The share of intra-African investments in the continent’s FDI reached a record 23 per cent last year, up from just 8 per cent five years ago, according to consultancy group EY. “Cross-border FDI in Africa is set to accelerate further, as local firms seek new markets,” EY says in a new report, “Africa attractiveness survey 2014: Executing Growth“.
The surge in intra-African direct investment comes on the back of high profile local companies expanding across the region, including South African-based retailer Shoprite, Standard Bank, bottler Coca-Cola Sabco and telecom group MTN.
South African companies are seeking new growth markets to compensate sluggish economic growth at home, trying to tap into a fragile middle class across the region. Shoprite, which now has more than 150 outlets in 16 African countries outside its home market, said it sold more cans of Red Bull, the energy drink, in five shops in Angola last year than in all its 382 outlets in South Africa, for example.
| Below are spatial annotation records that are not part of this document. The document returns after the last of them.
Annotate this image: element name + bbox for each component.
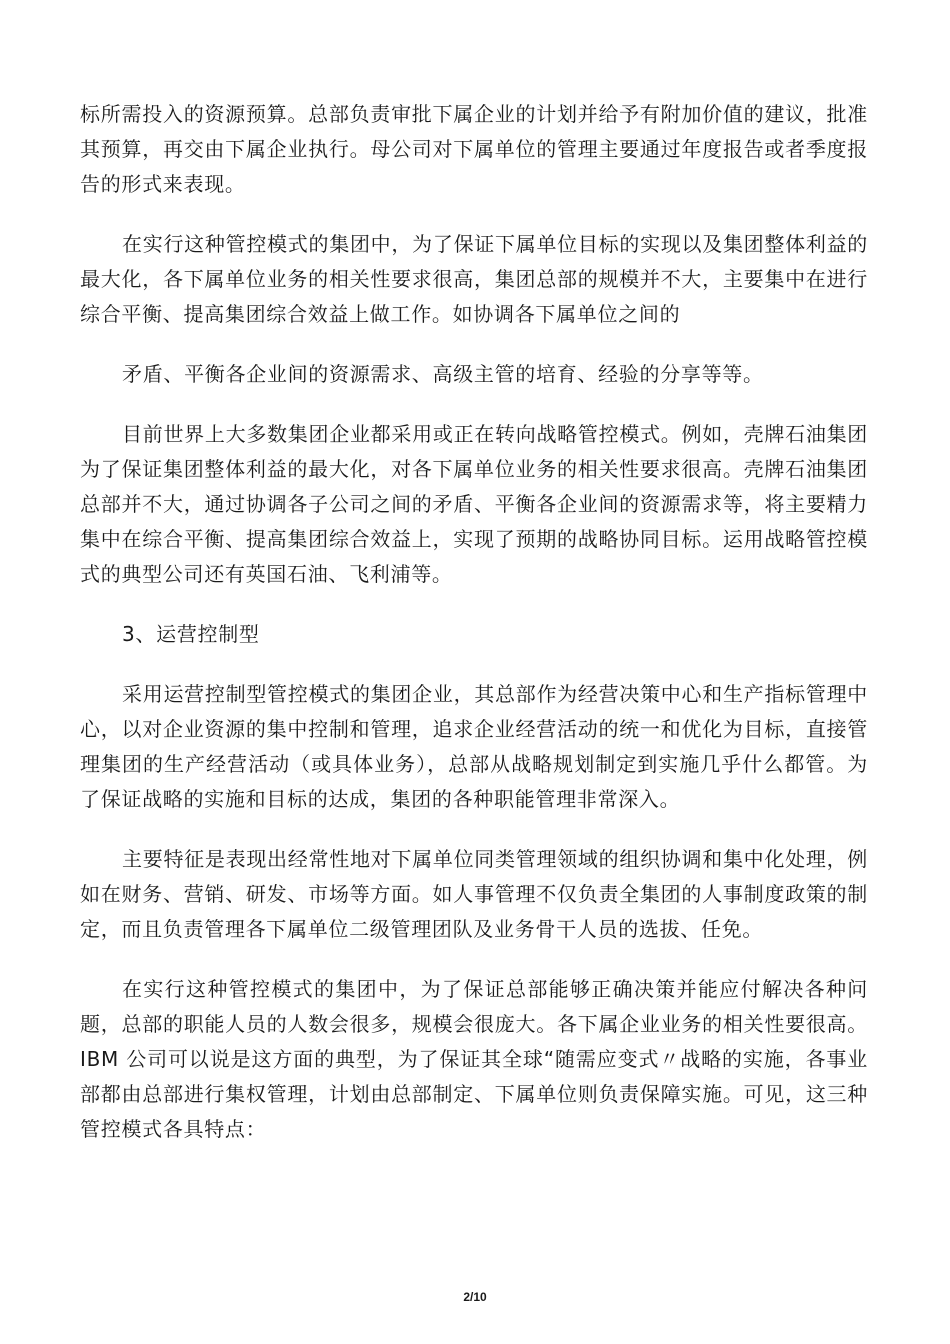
paragraph-shell-example: 目前世界上大多数集团企业都采用或正在转向战略管控模式。例如，壳牌石油集团为了保证集团整体利益的最大化，对各下属单位业务的相关性要求很高。壳牌石油集团总部并不大，通过协调各子公司之间的矛盾、平衡各企业间的资源需求等，将主要精力集中在综合平衡、提高集团综合效益上，实现了预期的战略协同目标。运用战略管控模式的典型公司还有英国石油、飞利浦等。 bbox=[80, 422, 868, 586]
page-number: 2/10 bbox=[463, 1290, 487, 1304]
document-body bbox=[80, 97, 868, 1172]
paragraph-ibm-example: 在实行这种管控模式的集团中，为了保证总部能够正确决策并能应付解决各种问题，总部的职能人员的人数会很多，规模会很庞大。各下属企业业务的相关性要很高。IBM 公司可以说是这方面的典型，为了保证其全球“随需应变式〃战略的实施，各事业部都由总部进行集权管理，计划由总部制定、下属单位则负责保障实施。可见，这三种管控模式各具特点： bbox=[80, 977, 868, 1141]
paragraph-operational-features: 主要特征是表现出经常性地对下属单位同类管理领域的组织协调和集中化处理，例如在财务、营销、研发、市场等方面。如人事管理不仅负责全集团的人事制度政策的制定，而且负责管理各下属单位二级管理团队及业务骨干人员的选拔、任免。 bbox=[80, 847, 868, 941]
section-heading-operational-control: 3、运营控制型 bbox=[122, 622, 260, 646]
paragraph-strategic-group-traits: 在实行这种管控模式的集团中，为了保证下属单位目标的实现以及集团整体利益的最大化，各下属单位业务的相关性要求很高，集团总部的规模并不大，主要集中在进行综合平衡、提高集团综合效益上做工作。如协调各下属单位之间的 bbox=[80, 232, 868, 326]
paragraph-coordination-list: 矛盾、平衡各企业间的资源需求、高级主管的培育、经验的分享等等。 bbox=[122, 362, 764, 386]
paragraph-budget-continuation: 标所需投入的资源预算。总部负责审批下属企业的计划并给予有附加价值的建议，批准其预算，再交由下属企业执行。母公司对下属单位的管理主要通过年度报告或者季度报告的形式来表现。 bbox=[80, 102, 868, 196]
paragraph-operational-definition: 采用运营控制型管控模式的集团企业，其总部作为经营决策中心和生产指标管理中心，以对企业资源的集中控制和管理，追求企业经营活动的统一和优化为目标，直接管理集团的生产经营活动（或具体业务），总部从战略规划制定到实施几乎什么都管。为了保证战略的实施和目标的达成，集团的各种职能管理非常深入。 bbox=[80, 682, 868, 811]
Nigeria’s Dangote Group, owned by Africa’s richest man, Aliko Dangote, is also expanding quickly across the region, opening cement factories in Zambia and Cameroon. Kenyan companies are also spreading, particularly in the east African region.
The report notes:
This growth is fuelled by the need for improved regional value chains and strengthening regional integration. Another driver of growth is the African investors’ understanding of the market and of the potential opportunities and challenges.
Africa is also the fastest-growing source of FDI in Africa, accumulating a growth rate of 31 per cent between 2007 and 2013, compared with 16 per cent for Asia and 5.8 per cent for the Middle East.
By number of FDI projects, African headquartered groups are now the second source of investment in the continent, behind only western Europe, EY said. “Intra-African investments are also the second-largest source of job creation on the continent,” it noted.
South Africa is the largest domestic investor in the continent, accounting for nearly 35 per cent of all the so-called Africa direct investment, followed by Kenya with 16 per cent and Nigeria with 11.6 per cent.